我在 Java 17 中实现了。除了提供执行统计数据的实现之外,我还想提供一个没有统计数据的版本来缩短执行时间。令我惊讶的是,没有统计数据的版本执行速度明显慢于有统计数据的版本(在测试机上慢了 8%)。
我做了很多测试,并将问题简化为一个方法的两个不同版本MatrixEntry
。
快速版本(第一行是第 77 行MatrixEntry.java
):
int coverColumn() {
int updates = 1;
columnHead.right.left = columnHead.left;
columnHead.left.right = columnHead.right;
MatrixEntry<T> i = columnHead.lower;
while (i != columnHead) {
MatrixEntry<T> j = i.right;
while (j != i) {
updates++;
j.lower.upper = j.upper;
j.upper.lower = j.lower;
j.columnHead.rowCount--;
j = j.right;
}
i = i.lower;
}
return updates;
}
慢速版本(第一行是中的第 77 行MatrixEntry.java
):
void coverColumn() {
//int updates = 1;
columnHead.right.left = columnHead.left;
columnHead.left.right = columnHead.right;
MatrixEntry<T> i = columnHead.lower;
while (i != columnHead) {
MatrixEntry<T> j = i.right;
while (j != i) {
//updates++;
j.lower.upper = j.upper;
j.upper.lower = j.lower;
j.columnHead.rowCount--;
j = j.right;
}
i = i.lower;
}
//return updates;
}
我还检查了使用的字节码javap -c MatrixEntry.class
,除了在堆栈上创建变量、增加并返回它的预期附加指令之外,没有任何差异。
为代码提供一些上下文:每个字段访问都是对 的另一个实例的对象引用的访问MatrixEntry
,除了对 的访问rowCount
。
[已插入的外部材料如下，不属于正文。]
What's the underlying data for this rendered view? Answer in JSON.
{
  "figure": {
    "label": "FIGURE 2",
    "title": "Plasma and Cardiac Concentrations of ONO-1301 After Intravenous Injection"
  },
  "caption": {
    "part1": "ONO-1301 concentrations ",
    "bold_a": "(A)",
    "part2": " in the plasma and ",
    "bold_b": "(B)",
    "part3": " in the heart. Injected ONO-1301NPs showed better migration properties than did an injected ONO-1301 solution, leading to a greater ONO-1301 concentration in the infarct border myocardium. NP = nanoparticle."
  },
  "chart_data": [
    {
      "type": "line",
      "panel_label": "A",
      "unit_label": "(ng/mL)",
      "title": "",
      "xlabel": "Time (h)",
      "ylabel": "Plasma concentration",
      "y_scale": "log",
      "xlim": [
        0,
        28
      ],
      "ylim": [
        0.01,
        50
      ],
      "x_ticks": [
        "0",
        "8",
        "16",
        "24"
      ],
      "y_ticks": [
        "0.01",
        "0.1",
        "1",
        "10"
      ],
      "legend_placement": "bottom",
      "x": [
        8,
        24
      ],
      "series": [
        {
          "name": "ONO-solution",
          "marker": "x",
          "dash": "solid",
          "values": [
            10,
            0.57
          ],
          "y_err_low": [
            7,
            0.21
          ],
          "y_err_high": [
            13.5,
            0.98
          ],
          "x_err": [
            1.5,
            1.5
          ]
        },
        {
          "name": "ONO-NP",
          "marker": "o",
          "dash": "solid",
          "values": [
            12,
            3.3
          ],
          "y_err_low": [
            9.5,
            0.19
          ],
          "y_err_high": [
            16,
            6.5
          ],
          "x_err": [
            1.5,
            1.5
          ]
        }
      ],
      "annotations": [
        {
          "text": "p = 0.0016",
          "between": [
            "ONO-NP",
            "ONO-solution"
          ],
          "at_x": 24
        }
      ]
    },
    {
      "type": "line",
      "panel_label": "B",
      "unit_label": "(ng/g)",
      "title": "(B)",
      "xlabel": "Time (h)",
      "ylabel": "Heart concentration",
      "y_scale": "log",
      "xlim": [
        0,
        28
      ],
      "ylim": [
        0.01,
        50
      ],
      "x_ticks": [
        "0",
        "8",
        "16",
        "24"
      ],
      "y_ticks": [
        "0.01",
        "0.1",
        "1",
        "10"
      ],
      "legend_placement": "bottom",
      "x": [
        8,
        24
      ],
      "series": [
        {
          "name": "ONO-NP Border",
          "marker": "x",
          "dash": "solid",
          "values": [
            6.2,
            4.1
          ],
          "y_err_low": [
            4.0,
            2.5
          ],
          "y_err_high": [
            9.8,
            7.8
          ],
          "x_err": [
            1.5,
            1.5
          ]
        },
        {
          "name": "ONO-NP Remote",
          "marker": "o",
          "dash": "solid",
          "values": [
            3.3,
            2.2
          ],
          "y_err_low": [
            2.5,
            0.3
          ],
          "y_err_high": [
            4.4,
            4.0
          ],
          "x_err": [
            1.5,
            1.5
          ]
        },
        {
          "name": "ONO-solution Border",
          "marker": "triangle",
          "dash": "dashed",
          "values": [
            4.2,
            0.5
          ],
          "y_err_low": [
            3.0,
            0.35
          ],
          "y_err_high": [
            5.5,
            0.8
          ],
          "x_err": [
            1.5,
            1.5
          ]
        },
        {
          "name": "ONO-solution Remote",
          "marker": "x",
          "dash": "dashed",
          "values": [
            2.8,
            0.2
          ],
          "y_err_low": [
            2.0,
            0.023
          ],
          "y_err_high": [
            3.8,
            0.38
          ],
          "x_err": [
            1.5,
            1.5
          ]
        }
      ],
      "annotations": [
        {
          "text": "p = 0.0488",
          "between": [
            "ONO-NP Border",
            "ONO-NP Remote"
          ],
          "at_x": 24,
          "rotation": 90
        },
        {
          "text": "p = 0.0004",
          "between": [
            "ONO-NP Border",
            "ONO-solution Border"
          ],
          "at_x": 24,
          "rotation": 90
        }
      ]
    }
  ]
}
rowCount
是一个整数字段。
我在一台 Linux 机器上运行了测试,该机器上装有一台闲置的 Xeon E3-1220 v6 服务器(在我的台式机上,结果不太稳定)。每次运行应用程序时,Java 方法被调用超过 309,357,294 次,内循环执行 100,722,885,573 次。我执行了 4 次应用程序,分别在方法中使用和不使用统计信息。运行之间的标准偏差约为 4 秒,而每次使用统计信息的运行耗时 22:19,每次不使用统计信息的运行耗时 24:08 分钟。
JVM 是 OpenJDK:
openjdk version "17.0.13" 2024-10-15
OpenJDK Runtime Environment Temurin-17.0.13+11 (build 17.0.13+11)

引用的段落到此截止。